02 — The Cost–Quality Frontier, 2026
Landscape 16:9 data visual. Log-log scatter plot with eight labelled model points and a drawn efficient-frontier line.
03 — Academic Poster & 04 — Agent Runtime Diagram
A portrait conference poster (scaling-laws paper) next to a landscape 9-step process diagram of an AI agent's request cycle.
05 — Mind the Gap · London Underground Poster
Tribute to Harry Beck's diagrammatic grammar — 45°/90° geometry, canonical TfL line colours, line legend with opening years and track length, and a platform-edge "Mind the Gap" callout. A different visual system (Johnston-style sans, cream paper) to prove Iris isn't locked to one house-style.
Method Notes — Iris
- One shared system block. Every prompt starts with the same ~200-word VISUAL SYSTEM — palette hex codes, type grammar, grid rules, icon style, legend placement, source footer. That's how four very different infographics end up looking like siblings.
- Write the numbers, don't hint at them. Axis ticks, equation symbols, stat tiles, latency figures — every digit that appears on the canvas is spelled out in the prompt. Image 2 reproduces them crisply at quality=high.

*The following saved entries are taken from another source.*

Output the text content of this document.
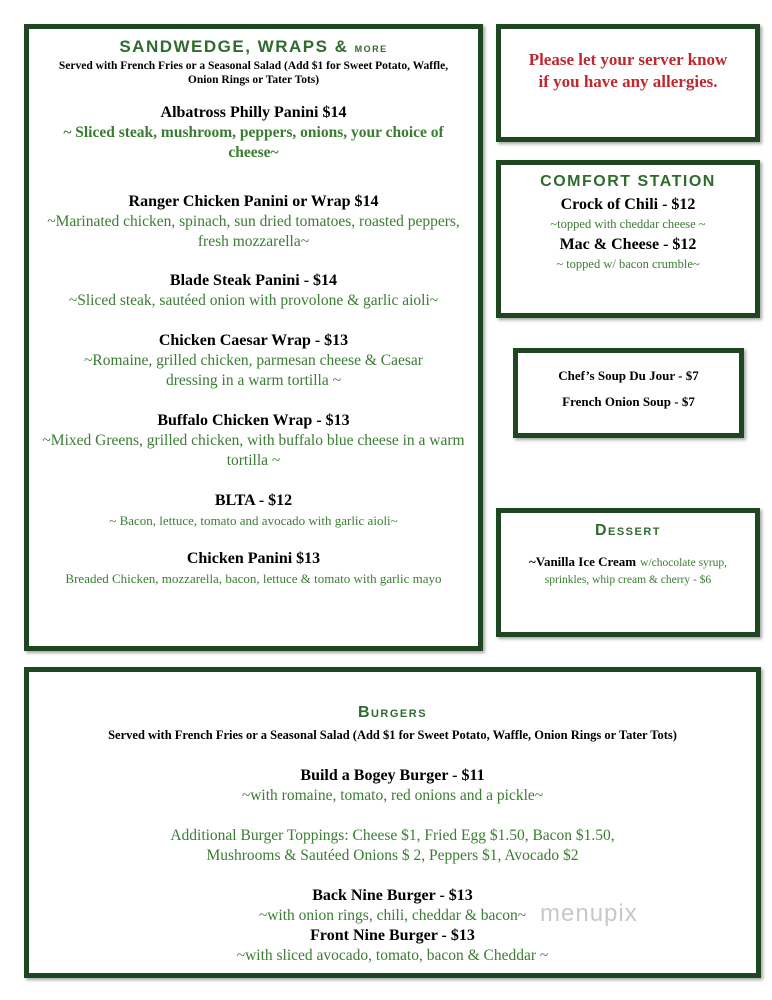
SANDWEDGE, WRAPS & more

Served with French Fries or a Seasonal Salad (Add $1 for Sweet Potato, Waffle, Onion Rings or Tater Tots)

Albatross Philly Panini $14

~ Sliced steak, mushroom, peppers, onions, your choice of

cheese~

Ranger Chicken Panini or Wrap $14

~Marinated chicken, spinach, sun dried tomatoes, roasted peppers, fresh mozzarella~

Blade Steak Panini - $14

~Sliced steak, sautéed onion with provolone & garlic aioli~

Chicken Caesar Wrap - $13

~Romaine, grilled chicken, parmesan cheese & Caesar dressing in a warm tortilla ~

Buffalo Chicken Wrap - $13

~Mixed Greens, grilled chicken, with buffalo blue cheese in a warm tortilla ~

BLTA - $12

~ Bacon, lettuce, tomato and avocado with garlic aioli~

Chicken Panini $13

Breaded Chicken, mozzarella, bacon, lettuce & tomato with garlic mayo

Please let your server know
if you have any allergies.

COMFORT STATION

Crock of Chili - $12

~topped with cheddar cheese ~

Mac & Cheese - $12

~ topped w/ bacon crumble~

Chef’s Soup Du Jour - $7
French Onion Soup - $7

Dessert

~Vanilla Ice Cream w/chocolate syrup,
sprinkles, whip cream & cherry - $6

Burgers

Served with French Fries or a Seasonal Salad (Add $1 for Sweet Potato, Waffle, Onion Rings or Tater Tots)

Build a Bogey Burger - $11

~with romaine, tomato, red onions and a pickle~

Additional Burger Toppings: Cheese $1, Fried Egg $1.50, Bacon $1.50,

Mushrooms & Sautéed Onions $ 2, Peppers $1, Avocado $2

Back Nine Burger - $13

~with onion rings, chili, cheddar & bacon~

Front Nine Burger - $13

~with sliced avocado, tomato, bacon & Cheddar ~

menupix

- Lay out in words. Each prompt uses numbered panels, percentages of canvas height, and explicit positions ("bottom-right", "top third", "left column"). The model treats the prompt like a brief, not a vibe.

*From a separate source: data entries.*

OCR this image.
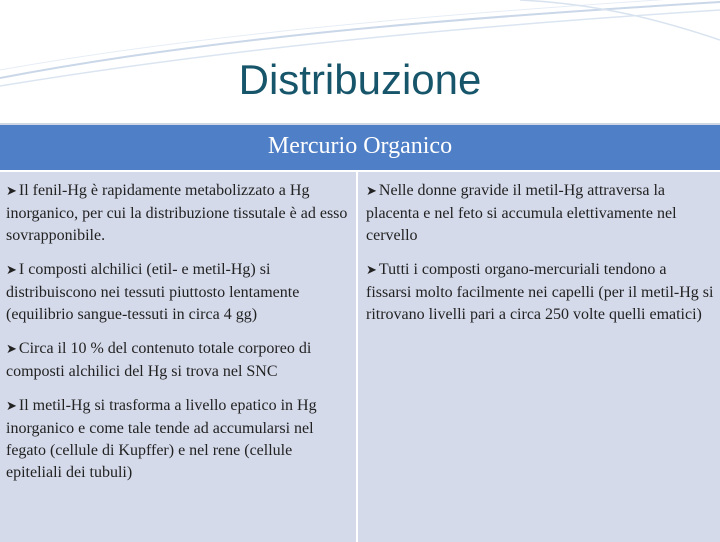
Distribuzione
Mercurio Organico

➤ Il fenil-Hg è rapidamente metabolizzato a Hg inorganico, per cui la distribuzione tissutale è ad esso sovrapponibile.

➤ I composti alchilici (etil- e metil-Hg) si distribuiscono nei tessuti piuttosto lentamente (equilibrio sangue-tessuti in circa 4 gg)

➤ Circa il 10 % del contenuto totale corporeo di composti alchilici del Hg si trova nel SNC

➤ Il metil-Hg si trasforma a livello epatico in Hg inorganico e come tale tende ad accumularsi nel fegato (cellule di Kupffer) e nel rene (cellule epiteliali dei tubuli)

➤ Nelle donne gravide il metil-Hg attraversa la placenta e nel feto si accumula elettivamente nel cervello

➤ Tutti i composti organo-mercuriali tendono a fissarsi molto facilmente nei capelli (per il metil-Hg si ritrovano livelli pari a circa 250 volte quelli ematici)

- Anchor the equations. For the RLHF panel, the prompt includes the preference-learning loss verbatim. For the scaling-laws poster, the Chinchilla isocurve and α-exponent labels are written out in text. No equations are generated from a vague hint.

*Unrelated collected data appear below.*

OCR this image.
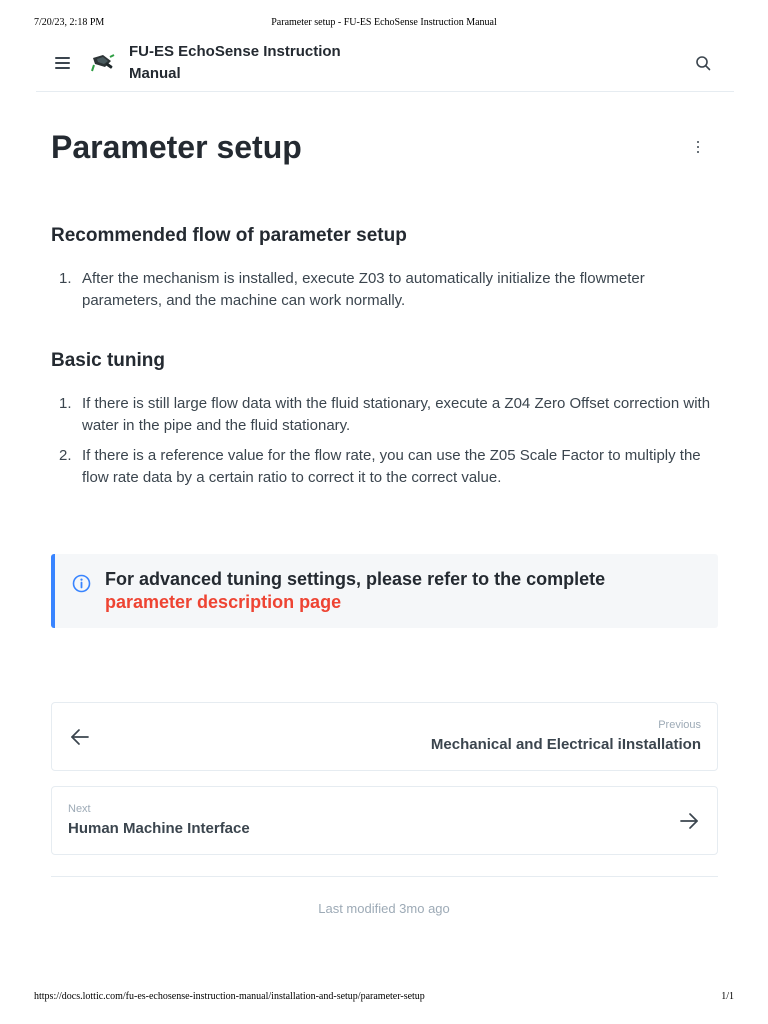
7/20/23, 2:18 PM	Parameter setup - FU-ES EchoSense Instruction Manual
FU-ES EchoSense Instruction Manual
Parameter setup
Recommended flow of parameter setup
1. After the mechanism is installed, execute Z03 to automatically initialize the flowmeter parameters, and the machine can work normally.
Basic tuning
1. If there is still large flow data with the fluid stationary, execute a Z04 Zero Offset correction with water in the pipe and the fluid stationary.
2. If there is a reference value for the flow rate, you can use the Z05 Scale Factor to multiply the flow rate data by a certain ratio to correct it to the correct value.
For advanced tuning settings, please refer to the complete
parameter description page
Previous
Mechanical and Electrical iInstallation
Next
Human Machine Interface
Last modified 3mo ago
https://docs.lottic.com/fu-es-echosense-instruction-manual/installation-and-setup/parameter-setup	1/1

- Cohesion, then variety. Portrait-explainer, landscape-chart, tall-poster, landscape-diagram — four native aspect ratios so the showcase proves format fluency as well as information density.
Source / inspiration: Yuguang Yang, OpenAI —
Slides & Infographics with ChatGPT Images 2.0
(
video).
"One of the standout strengths of Image 2 is that it can follow very long and detailed instructions that include precise text and numbers, equations, and technical terms, layout constraints, legends, color and style requirements."
Iris took that claim seriously: four briefs averaging ~3,200 characters each, every figure written out, every layout hand-specified.
Takeaway: Infographics aren't a new model capability — they're a prompt discipline. Write the brief like a real design spec, lock the palette and grid across the set, and Image 2 will render the equations, the ticks, the legend, and the layout exactly as specified. Iris now has this as a repeatable play for papers, investor decks, board reports, and explainer blogs.